Driven by Siri and voice first, local search is becoming increasingly important for business, now Apple is finally preparing to introduce new features inside iOS 14’s Maps app that promises to boost the importance of putting your enterprise on the local map.
Photos and reviews are coming
We’ve learned that iOS 14 contains two key enhancements that raise the bar for Maps:
- User submitted reviews, including a thumbs up/down button.
- User submitted images.
The implications for beautiful outdoor locations and places of interest is evident. In theory, you’ll be able to use Apple’s Look Around feature to check how these places look from the high street, and then explore them more deeply by exploring user submitted images.
At a time when social distancing and lockdowns are likely to become part of modern living, for some of us this may be the only way we can return to some of our most special places for a while.
The implications for business are perhaps greater. Business owners will want to generate those positive user reviews in Google, Yelp and in Apple Maps, as they know good reviews generate business. They will want to populate Maps with images that show their business in a good light.
How will Apple prevent vexatious criticism?
Every business owner expects a little criticism.
Everyone makes mistakes or gets misunderstood from time to time, but how can we ensure that vexatious reviews aren’t left behind?
I’m not certain Apple has fully thought this part of the paradigm through. Over time, it will certainly need to introduce some form of post-publication vetting system to ensure it doesn’t unwittingly carry vexatious reviews/images designed to trash competitors.
It is reassuring that the company has taken some steps in the right direction to protect against such incidents:
- First, the company warns that reviews and images posted to Maps will be tied to a person’s Apple ID. That means anonymity will not defend malice.
- Second, it insists that those submitting images must be over 13-years of age.
- Finally, all images published via the Apple Maps servers will be subject to approval by human reviewers.
Those three lines of defence should help mitigate the kind of negativity that impacts other user-generated review communities.
All the same, business owners will certainly hope to gain some input into what is published about their operations through Maps, potentially via Apple’s Maps Connect portal, where businesses can already publish details about themselves.
Keeping an eye on things
The potential to create, verify and publish indoor maps of some locations via this feature must surely be part of the company’s medium-term plan, given the LiDAR technologies it is investing so deeply in across its mobile platforms and its work to create AR glasses.

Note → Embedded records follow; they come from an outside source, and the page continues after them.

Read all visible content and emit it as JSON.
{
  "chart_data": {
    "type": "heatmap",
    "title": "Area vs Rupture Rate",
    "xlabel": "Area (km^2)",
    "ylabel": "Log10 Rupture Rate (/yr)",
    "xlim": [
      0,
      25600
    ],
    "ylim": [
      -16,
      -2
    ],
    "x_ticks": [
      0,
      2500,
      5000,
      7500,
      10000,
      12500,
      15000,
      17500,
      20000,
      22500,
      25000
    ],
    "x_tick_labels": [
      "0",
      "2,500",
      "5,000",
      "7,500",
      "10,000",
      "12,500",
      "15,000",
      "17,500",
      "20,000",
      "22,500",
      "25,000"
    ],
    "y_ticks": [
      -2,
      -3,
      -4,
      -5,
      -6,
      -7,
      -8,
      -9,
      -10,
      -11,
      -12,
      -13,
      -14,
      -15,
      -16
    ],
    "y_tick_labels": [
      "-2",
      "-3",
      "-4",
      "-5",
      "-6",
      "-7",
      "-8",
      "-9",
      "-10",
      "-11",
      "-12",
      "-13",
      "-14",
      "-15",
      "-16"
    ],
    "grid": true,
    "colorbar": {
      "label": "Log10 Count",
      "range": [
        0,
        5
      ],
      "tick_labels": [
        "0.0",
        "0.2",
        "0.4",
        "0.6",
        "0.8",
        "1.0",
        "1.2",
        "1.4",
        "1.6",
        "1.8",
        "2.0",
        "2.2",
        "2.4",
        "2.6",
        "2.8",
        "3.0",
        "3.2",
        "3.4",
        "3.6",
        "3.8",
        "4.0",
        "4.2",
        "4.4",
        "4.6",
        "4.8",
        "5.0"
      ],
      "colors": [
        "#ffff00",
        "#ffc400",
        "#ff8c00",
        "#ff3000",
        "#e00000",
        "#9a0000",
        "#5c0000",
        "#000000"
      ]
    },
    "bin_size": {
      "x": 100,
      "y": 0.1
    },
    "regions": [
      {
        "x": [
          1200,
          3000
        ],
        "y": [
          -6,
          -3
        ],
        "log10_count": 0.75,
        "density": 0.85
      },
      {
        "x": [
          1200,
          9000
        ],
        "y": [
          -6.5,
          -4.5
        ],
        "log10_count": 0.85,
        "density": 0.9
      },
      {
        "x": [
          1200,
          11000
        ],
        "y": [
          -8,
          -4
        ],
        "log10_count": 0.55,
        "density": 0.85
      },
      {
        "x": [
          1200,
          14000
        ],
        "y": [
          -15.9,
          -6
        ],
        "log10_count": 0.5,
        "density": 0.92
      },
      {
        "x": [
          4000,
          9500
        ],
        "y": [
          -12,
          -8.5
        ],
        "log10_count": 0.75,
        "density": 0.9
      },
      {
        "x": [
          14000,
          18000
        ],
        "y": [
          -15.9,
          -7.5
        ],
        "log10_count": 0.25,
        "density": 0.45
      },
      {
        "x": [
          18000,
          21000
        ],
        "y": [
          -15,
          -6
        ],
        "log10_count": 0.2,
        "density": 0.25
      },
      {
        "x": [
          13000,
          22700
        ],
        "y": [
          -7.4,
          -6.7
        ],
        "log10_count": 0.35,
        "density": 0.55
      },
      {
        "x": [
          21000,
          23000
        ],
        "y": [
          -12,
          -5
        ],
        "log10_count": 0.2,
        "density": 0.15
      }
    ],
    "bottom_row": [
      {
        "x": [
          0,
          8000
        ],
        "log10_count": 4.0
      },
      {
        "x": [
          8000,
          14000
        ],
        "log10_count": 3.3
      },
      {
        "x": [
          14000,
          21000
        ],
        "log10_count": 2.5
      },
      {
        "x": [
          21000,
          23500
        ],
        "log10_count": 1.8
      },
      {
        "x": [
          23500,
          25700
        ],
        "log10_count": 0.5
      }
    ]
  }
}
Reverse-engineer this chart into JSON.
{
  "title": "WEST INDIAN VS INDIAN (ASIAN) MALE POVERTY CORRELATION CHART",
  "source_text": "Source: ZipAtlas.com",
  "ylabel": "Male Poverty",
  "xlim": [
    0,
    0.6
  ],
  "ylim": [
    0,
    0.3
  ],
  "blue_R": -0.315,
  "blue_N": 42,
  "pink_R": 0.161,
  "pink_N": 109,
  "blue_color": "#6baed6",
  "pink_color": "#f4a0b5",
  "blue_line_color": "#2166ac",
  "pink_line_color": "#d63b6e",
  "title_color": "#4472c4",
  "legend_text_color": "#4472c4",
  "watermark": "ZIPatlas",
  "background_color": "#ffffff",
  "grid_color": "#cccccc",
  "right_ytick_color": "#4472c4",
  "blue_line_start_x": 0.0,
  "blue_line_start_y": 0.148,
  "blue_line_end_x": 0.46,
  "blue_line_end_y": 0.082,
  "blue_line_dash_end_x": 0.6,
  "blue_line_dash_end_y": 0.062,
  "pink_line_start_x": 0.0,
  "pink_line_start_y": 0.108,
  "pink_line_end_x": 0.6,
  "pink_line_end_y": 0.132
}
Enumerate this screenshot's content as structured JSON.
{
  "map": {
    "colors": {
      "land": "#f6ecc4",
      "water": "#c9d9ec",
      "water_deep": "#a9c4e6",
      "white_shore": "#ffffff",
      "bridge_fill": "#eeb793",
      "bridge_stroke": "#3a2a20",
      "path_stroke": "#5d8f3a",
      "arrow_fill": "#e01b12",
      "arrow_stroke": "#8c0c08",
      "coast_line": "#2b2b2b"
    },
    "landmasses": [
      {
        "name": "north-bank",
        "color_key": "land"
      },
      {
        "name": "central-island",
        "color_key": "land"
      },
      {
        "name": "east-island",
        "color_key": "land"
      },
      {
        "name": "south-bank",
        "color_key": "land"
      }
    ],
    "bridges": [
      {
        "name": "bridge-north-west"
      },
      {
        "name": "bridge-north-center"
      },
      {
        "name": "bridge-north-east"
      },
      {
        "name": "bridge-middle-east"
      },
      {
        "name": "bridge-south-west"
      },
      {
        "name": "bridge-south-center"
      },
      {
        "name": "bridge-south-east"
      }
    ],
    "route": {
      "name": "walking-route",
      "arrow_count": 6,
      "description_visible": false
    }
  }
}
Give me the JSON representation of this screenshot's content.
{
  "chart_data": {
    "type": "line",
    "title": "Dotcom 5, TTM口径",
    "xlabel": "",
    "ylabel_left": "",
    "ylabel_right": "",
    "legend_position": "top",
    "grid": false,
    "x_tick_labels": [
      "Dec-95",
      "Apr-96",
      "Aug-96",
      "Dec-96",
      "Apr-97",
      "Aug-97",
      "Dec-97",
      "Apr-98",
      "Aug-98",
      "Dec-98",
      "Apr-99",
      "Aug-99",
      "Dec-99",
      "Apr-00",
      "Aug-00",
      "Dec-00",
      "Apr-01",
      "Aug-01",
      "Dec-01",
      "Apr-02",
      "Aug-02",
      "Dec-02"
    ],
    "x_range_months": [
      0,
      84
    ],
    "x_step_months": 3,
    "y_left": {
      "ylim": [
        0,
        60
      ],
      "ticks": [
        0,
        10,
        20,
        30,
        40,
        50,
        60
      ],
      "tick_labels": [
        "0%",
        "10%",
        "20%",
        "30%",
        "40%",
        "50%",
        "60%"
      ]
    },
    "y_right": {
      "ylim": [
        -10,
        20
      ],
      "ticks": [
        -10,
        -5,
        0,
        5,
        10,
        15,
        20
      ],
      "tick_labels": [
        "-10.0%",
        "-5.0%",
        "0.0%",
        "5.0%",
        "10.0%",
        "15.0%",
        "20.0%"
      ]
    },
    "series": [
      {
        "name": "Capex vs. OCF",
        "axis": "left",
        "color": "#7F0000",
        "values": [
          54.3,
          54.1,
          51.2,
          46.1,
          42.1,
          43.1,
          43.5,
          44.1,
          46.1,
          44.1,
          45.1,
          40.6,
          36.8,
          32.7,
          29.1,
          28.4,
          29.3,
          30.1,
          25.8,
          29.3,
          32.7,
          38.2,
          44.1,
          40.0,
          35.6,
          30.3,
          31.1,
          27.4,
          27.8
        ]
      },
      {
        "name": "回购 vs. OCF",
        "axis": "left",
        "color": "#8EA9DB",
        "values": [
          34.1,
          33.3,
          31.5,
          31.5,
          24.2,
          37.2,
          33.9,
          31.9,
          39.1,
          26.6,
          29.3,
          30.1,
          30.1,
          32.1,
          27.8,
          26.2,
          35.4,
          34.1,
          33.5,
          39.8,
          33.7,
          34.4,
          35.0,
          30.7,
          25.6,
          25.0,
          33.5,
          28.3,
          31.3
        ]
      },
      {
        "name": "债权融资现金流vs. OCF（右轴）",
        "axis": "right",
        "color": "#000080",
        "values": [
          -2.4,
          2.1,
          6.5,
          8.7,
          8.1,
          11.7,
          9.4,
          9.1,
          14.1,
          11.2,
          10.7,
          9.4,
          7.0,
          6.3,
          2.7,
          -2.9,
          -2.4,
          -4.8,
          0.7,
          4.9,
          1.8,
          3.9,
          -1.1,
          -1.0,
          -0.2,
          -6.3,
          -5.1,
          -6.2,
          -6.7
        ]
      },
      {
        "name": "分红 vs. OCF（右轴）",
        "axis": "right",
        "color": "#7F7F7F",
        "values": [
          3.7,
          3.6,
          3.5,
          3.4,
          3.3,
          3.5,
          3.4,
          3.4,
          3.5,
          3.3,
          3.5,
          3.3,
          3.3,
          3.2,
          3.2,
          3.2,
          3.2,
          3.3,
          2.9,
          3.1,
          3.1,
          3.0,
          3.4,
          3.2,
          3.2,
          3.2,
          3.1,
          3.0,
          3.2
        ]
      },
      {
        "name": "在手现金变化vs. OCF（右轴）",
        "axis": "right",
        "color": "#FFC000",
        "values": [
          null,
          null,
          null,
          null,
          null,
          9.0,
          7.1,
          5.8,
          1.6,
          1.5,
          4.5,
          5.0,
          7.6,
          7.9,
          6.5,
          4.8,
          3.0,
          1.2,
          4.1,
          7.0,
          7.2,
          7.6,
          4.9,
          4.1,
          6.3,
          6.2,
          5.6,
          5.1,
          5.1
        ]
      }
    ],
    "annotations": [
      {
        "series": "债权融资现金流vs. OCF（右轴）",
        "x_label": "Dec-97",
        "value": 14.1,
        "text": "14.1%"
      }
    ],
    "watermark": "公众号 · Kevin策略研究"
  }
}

The new feature should also relate well with Apple’s newly introduced city guides feature in Maps. These curated guides are supplemented by your own personal ones.
In future, I imagine those self-created guides will be able to also feature images (and, conceivably in future) video of locations created and submitted to the service by others.
Google Earth users will see a host of affinities in this.
Apple’s opportunity within this is that it owns the platform, which means it could conceivably make some of this data available for use by third party developers with a collection of Maps APIs, as well as making imaginative use of the data for its own product designs.
There will likley be some legal limitations to such use, given the user submitted nature of these images.
For business users, there’s a potential opportunity here to think about drawing images from Maps with which to populate local store pages, to help provide travel directions, or (conceivably) for use in hyperlocalized advertising on Apple’s platforms.
That’s all speculation but seems a logical progression. (Though perhaps less on the advertising, given Apple’s focus on reducing the friction users suffer from that).
The move to add user-submitted information to Maps will make Apple less reliant on third-party information services, but should also prompt business users to prioritise adding information concerning their business to Apple Maps – possibly supplemented by Apple Business Chat.